A moeda tem impressa a efígie de César, mas o homem traz impressa a imagem de Deus (cf. Gn 1, 27); portanto, a Deus ele deve “restituir” a si mesmo inteiramente e obedecer a Ele; a César, por sua vez, ele deve restituir o que lhe pertence, e não o próprio coração!
Certamente, com essa palavra, Jesus não queria resolver as nossas disputas e as nossas lutas políticas, pois isso cabe à nossa responsabilidade, que nasce de um discernimento que devemos fazer por nós mesmos, como ele mesmo advertiu: “Por que vocês não julgam, não discernem por si mesmos o que é justo?” (Lc 12, 57). Jesus não foi e não quis ser um Messias político; e, se confessou ser Rei, logo acrescentou que não era como os reis deste mundo (cf. Jo 18, 36). Portanto, não foi um César contra César, mas respeitou e pediu que se respeitasse a autoridade estabelecida e se honrassem os seus direitos, como autoridade humana necessária, sempre submetida à complexidade da realidade social e política de uma época específica.
Por isso, Paulo pedirá que os cristãos se submetam às autoridades civis (cf. Rm 13, 1-7; Tt 3, 1), e, analogamente, o apóstolo Pedro também fará isso: “Comportem-se como homens livres (…) como servos de Deus. Respeitem a todos, amem os irmãos, temam a Deus e respeitem o rei” (1Pe 2, 16-17). Essas diretrizes apostólicas – não nos esqueçamos – são dadas em uma época de perseguição dos cristãos por parte do Império Romano…
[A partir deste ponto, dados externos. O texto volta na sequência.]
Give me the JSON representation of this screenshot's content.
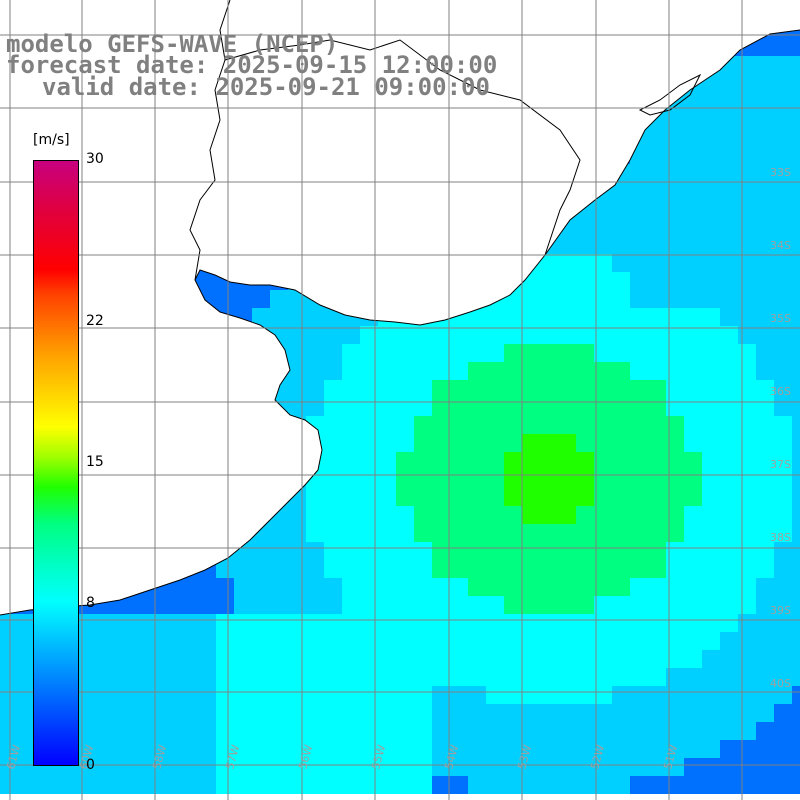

O cristão, portanto, deve ser um cidadão leal e capaz de honrar o seu dever para com o Estado, mas será servo de Deus, nunca servo dos homens ou de poderes humanos; e, acima de tudo, se sentirá chamado a uma cidadania (políteuma) no reino de Deus, nos céus (cf. Fp 3, 20). O cristão será fiel à terra, sem isenções nem evasões da história, sem invocar espiritualizações ou fugas “angélicas”, mas agirá no mundo de acordo com a vontade do Senhor, buscando o bem comum, a liberdade, a justiça, a reconciliação, a paz.
Restituir a Deus o que é de Deus significa devolver-lhe uma humanidade que não só traz a sua imagem indelével, mas também que se fez semelhante a ele: a restituição dessa humanidade semelhante é o caminho da humanização!
Com a controvérsia atual, aproxima-se para Jesus o drama da paixão, já iminente, e o processo político, quando Jesus será acusado de “incitar o povo e proibir de pagar os tributos a César” (Lc 23, 2). Agora, os inimigos de Jesus, que não conseguem fazê-lo cair com uma armadilha, estão determinados a acusá-lo falsamente, a fim de eliminá-lo para sempre.